Everyone is convinced we’re in a massive AI bubble, but what if we’re all looking at it wrong? I’ve been wrestling with this, seeing the insane valuations and wondering when it all comes crashing down. Then I stumbled across a live show that featured a macroeconomist who completely flipped my perspective on this!

This expert, Henrik Zabberg Yensen, laid out a stunning argument: AI isn’t the bubble. It’s just the latest, shiniest symptom of a much larger, more dangerous “Everything Bubble” that’s been inflating for over 20 years. According to this industry pro, the real culprit is the massive money printing by central banks, which has created a flood of cheap cash that has to find a home. Today, that home is AI.

The mind behind it explained that this pattern is nothing new. We saw the same frenzy with the railway boom in the 1840s. The technology was revolutionary, but it still created a massive bubble that eventually popped, wiping out fortunes. The lesson? A world-changing technology and a dangerous speculative bubble can, and often do, exist at the same time.

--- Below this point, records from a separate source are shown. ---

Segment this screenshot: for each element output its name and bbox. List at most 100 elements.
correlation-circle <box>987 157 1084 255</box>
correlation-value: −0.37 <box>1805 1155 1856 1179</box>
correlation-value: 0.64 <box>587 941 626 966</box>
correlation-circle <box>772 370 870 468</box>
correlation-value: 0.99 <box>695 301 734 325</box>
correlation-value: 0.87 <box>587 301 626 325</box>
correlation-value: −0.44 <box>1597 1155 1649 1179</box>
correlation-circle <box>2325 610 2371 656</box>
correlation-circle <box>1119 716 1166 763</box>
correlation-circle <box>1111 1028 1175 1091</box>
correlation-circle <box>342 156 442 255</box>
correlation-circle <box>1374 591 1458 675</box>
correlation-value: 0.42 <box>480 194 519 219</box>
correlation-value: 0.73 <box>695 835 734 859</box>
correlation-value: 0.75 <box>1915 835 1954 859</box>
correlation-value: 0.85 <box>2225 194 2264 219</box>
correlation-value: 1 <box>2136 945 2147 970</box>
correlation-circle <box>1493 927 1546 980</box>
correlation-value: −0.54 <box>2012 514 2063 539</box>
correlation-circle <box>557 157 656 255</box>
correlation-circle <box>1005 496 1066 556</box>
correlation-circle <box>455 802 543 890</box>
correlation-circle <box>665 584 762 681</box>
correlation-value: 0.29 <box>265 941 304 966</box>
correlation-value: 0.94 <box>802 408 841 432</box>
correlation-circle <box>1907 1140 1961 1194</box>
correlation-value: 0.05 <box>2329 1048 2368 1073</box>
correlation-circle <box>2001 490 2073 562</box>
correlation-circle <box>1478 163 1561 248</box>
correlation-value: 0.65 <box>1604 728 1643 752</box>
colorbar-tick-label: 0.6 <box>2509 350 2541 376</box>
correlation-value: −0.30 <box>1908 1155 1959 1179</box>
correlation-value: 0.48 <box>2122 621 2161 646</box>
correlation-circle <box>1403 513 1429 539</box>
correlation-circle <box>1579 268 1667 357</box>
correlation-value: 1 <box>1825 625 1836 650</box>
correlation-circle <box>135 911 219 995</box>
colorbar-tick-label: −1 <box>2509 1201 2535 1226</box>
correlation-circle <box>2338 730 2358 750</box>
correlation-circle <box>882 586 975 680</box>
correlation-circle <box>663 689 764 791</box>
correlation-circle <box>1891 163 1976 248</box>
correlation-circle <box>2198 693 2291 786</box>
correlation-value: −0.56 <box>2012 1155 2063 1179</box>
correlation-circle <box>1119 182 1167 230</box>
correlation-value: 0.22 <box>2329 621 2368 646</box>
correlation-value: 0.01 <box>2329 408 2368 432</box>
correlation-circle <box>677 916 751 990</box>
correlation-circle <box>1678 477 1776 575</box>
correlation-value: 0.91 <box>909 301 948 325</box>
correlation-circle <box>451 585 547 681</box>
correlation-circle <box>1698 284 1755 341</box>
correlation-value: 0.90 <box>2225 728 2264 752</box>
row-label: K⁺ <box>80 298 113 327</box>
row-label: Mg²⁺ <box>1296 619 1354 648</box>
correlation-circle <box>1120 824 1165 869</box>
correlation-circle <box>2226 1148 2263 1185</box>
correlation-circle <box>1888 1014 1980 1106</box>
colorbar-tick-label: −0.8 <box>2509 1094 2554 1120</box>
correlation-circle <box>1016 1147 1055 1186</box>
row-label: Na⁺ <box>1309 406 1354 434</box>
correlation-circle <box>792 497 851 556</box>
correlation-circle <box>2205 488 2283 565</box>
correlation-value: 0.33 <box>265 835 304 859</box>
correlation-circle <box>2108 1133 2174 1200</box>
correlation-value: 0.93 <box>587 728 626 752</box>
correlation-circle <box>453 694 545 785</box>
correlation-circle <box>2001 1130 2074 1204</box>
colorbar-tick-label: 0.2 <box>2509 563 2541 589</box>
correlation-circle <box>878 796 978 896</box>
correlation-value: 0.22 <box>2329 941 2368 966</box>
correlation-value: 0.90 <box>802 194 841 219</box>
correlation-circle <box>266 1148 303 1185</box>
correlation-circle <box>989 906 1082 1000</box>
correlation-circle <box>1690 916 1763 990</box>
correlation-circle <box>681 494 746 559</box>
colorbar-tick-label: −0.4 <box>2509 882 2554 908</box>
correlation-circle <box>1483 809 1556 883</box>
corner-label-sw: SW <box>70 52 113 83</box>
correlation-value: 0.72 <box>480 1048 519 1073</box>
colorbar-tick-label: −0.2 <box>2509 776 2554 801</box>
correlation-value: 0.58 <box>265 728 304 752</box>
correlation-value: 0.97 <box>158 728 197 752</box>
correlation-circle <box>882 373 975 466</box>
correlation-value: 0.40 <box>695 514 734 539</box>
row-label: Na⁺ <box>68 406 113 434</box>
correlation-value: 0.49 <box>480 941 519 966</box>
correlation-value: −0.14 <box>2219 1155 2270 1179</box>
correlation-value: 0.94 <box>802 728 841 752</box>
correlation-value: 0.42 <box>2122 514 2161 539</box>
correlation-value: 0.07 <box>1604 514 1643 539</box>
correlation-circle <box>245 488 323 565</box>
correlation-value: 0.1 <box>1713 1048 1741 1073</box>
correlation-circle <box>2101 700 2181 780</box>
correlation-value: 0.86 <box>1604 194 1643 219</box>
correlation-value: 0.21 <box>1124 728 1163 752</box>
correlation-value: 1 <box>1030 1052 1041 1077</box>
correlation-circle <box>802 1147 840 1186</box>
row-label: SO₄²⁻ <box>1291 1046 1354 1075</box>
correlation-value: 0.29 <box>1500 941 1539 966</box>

Here’s the breakdown of his analysis:

🫧 The Everything Bubble

The core of the problem isn’t AI’s long-term value, which the expert believes is immense. It’s the distortion caused by two decades of near-zero interest rates and quantitative easing. This created an environment where capital had to chase high-risk, high-reward assets. Now, that money is pouring into AI, pushing valuations to what he calls “ridiculous” levels. It’s not that AI is worthless; it’s that the money flowing in is disconnected from immediate reality.

📉 Short-Term Pain Before Long-Term Gain

This was the part that really hit home for me. The creator of this segment argues there’s a critical timing mismatch. In the long run, AI will drive incredible productivity gains. But in the short term (the next 1-3 years), those productivity gains will likely come from layoffs. This hurts consumer spending, which is the engine of the economy. With the average consumer already stretched thin by debt and inflation, he predicts a serious economic downturn before AI’s benefits have time to create new jobs and lower costs for everyone.

💡 AI is Fantastic, But It’s Not a Magic Wand

One thing I loved about this contributor’s take is that he’s incredibly optimistic about AI as a technology. He puts it in the same category as electricity or the steam engine. But he warns that we can’t expect it to magically fix deep-seated economic problems overnight. The bubble, he argues, will likely pop, leading to a painful correction. Only after that reset will the world be reborn on a new upswing, with AI as the genuine driver of long-term growth.

This was a super sobering but necessary perspective. The full discussion on the show goes way deeper into the specific economic indicators he’s watching.

I strongly recommend checking out the full episode to get all the details from the original poster. It’s a must-watch if you’re trying to navigate what’s happening right now.